Grafton attracted the longest list of applicants, followed by Bathurst. Noticing not one name was written under Goulburn, Steve asked the gatekeeper why there was no interest.
“Oh mate, no-one goes to Goulburn. You just don’t,” the gatekeeper said to him.
Raised in Parramatta and working as a welder for an air-conditioning company, he switched to the jail when his employer’s business suddenly closed. In his new role at the jail, no-one could tell him what the problem was with Goulburn, aside from advising him not to go there.
“I had to find out for myself,” Steve said. “I was 23, still living at home with my parents.”
His commute to work from Parramatta to Long Bay Jail was horrendous, taking one hour and 20 minutes, except for working the night shift, which reduced his journey to half an hour each way.
So he didn’t hesitate in applying for Goulburn, and the response from the department was swift. He was off to his new job and rented a flat in Bourke Street for $50 a week.
“I finished work at Long Bay on Friday afternoon and started here [in Goulburn] on Monday morning,” he said.
“Lunch time came and everyone is walking out, getting in their cars. I asked this bloke what was going on. ‘We’re going home for lunch, that’s what we do here’. I couldn’t believe that, it just blew me away. I remember saying to myself, I’m never going to leave this place.
“The conversation here at the jail is all about what are you doing this afternoon? Everyone seemed to be taking their kids to sport and this and that.”
Steve never got to the bottom of why Goulburn had such a poor reputation, and was surprised local people held a similar view.
”I was a bit disappointed, people here [in Goulburn] could not understand why I came here,” he said. “It’s not like that now, but I thought it was pretty negative. Human nature is a funny thing, one person says it’s bad, it seems to snowball a bit.”
He believes Goulburn has gradually shaken off that negative assessment.
Within a year of arriving, he had bought a home on Taralga Road, Goulburn, close enough for him to walk to and from work. He later met his future wife, Sharynne, at a church group. She was building a new home on a block of land subdivided from the former St Michael’s novitiate in Kenmore Street.
In an often-overlooked pocket of Goulburn, their home faces a broad silver-blue ribbon of water in the Wollondilly River. When they first arrived, gracefully weeping willows framed the river, but have since been taken out.

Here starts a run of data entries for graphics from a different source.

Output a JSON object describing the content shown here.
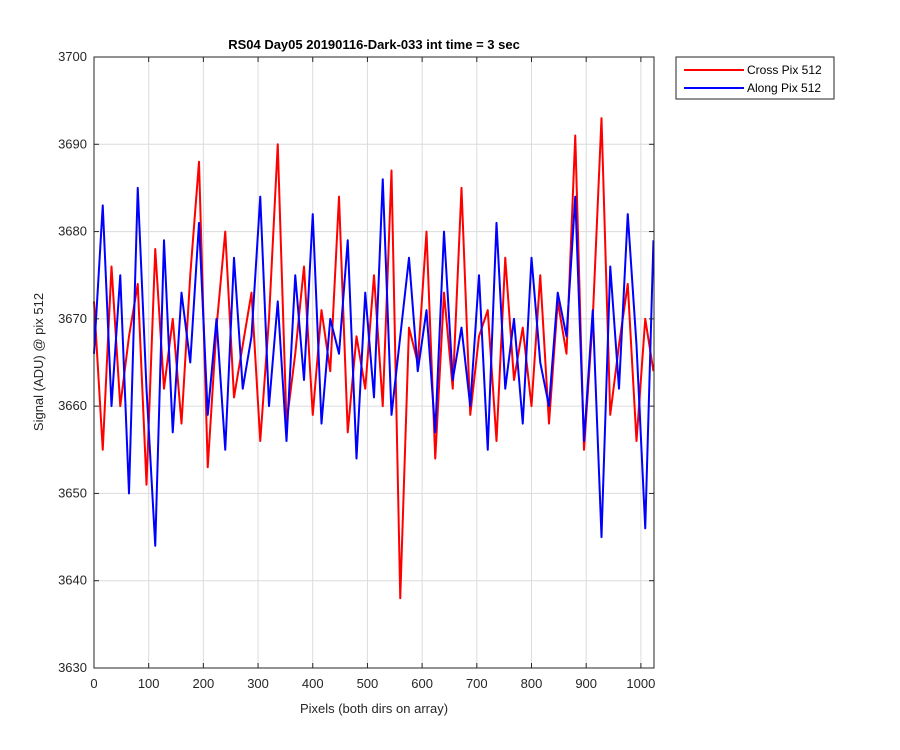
{
  "chart_data": {
    "type": "line",
    "title": "RS04 Day05 20190116-Dark-033 int time = 3 sec",
    "xlabel": "Pixels (both dirs on array)",
    "ylabel": "Signal (ADU) @ pix 512",
    "xlim": [
      0,
      1024
    ],
    "ylim": [
      3630,
      3700
    ],
    "xticks": [
      0,
      100,
      200,
      300,
      400,
      500,
      600,
      700,
      800,
      900,
      1000
    ],
    "yticks": [
      3630,
      3640,
      3650,
      3660,
      3670,
      3680,
      3690,
      3700
    ],
    "grid": true,
    "legend_position": "outside top-right",
    "x": [
      0,
      16,
      32,
      48,
      64,
      80,
      96,
      112,
      128,
      144,
      160,
      176,
      192,
      208,
      224,
      240,
      256,
      272,
      288,
      304,
      320,
      336,
      352,
      368,
      384,
      400,
      416,
      432,
      448,
      464,
      480,
      496,
      512,
      528,
      544,
      560,
      576,
      592,
      608,
      624,
      640,
      656,
      672,
      688,
      704,
      720,
      736,
      752,
      768,
      784,
      800,
      816,
      832,
      848,
      864,
      880,
      896,
      912,
      928,
      944,
      960,
      976,
      992,
      1008,
      1023
    ],
    "series": [
      {
        "name": "Cross Pix 512",
        "color": "#ff0000",
        "values": [
          3672,
          3655,
          3676,
          3660,
          3668,
          3674,
          3651,
          3678,
          3662,
          3670,
          3658,
          3675,
          3688,
          3653,
          3669,
          3680,
          3661,
          3667,
          3673,
          3656,
          3670,
          3690,
          3658,
          3666,
          3676,
          3659,
          3671,
          3664,
          3684,
          3657,
          3668,
          3662,
          3675,
          3660,
          3687,
          3638,
          3669,
          3665,
          3680,
          3654,
          3673,
          3662,
          3685,
          3659,
          3668,
          3671,
          3656,
          3677,
          3663,
          3669,
          3660,
          3675,
          3658,
          3672,
          3666,
          3691,
          3655,
          3670,
          3693,
          3659,
          3667,
          3674,
          3656,
          3670,
          3664
        ]
      },
      {
        "name": "Along Pix 512",
        "color": "#0000ff",
        "values": [
          3666,
          3683,
          3660,
          3675,
          3650,
          3685,
          3662,
          3644,
          3679,
          3657,
          3673,
          3665,
          3681,
          3659,
          3670,
          3655,
          3677,
          3662,
          3668,
          3684,
          3660,
          3672,
          3656,
          3675,
          3663,
          3682,
          3658,
          3670,
          3666,
          3679,
          3654,
          3673,
          3661,
          3686,
          3659,
          3668,
          3677,
          3664,
          3671,
          3657,
          3680,
          3663,
          3669,
          3660,
          3675,
          3655,
          3681,
          3662,
          3670,
          3658,
          3677,
          3665,
          3660,
          3673,
          3668,
          3684,
          3656,
          3671,
          3645,
          3676,
          3662,
          3682,
          3667,
          3646,
          3679
        ]
      }
    ]
  }
}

“I built the meals room facing straight down the river,” Sharynne said, looking outside, down to the water. Their backyard birth bath entices cockatoos, galahs and parrots down from the trees for a drink. She feeds lorikeets and bold brushtail possums who come inside of a night time for a handout before returning to the darkness outside.
After his older brother John endured the rigmarole of awaiting cataract surgery at Liverpool Hospital, Steve suggested he come to Goulburn should the need arise for more medical treatment. Sharynne had the same procedure in Goulburn, which was a much easier, more social exercise.
“If I had my time over again I would have come down here three years earlier, so I suppose that tells you something,” Steve said before sharing their view from their upstairs deck, which offers an even more panoramic outlook of the river, rooftops and blue ranges on the horizon.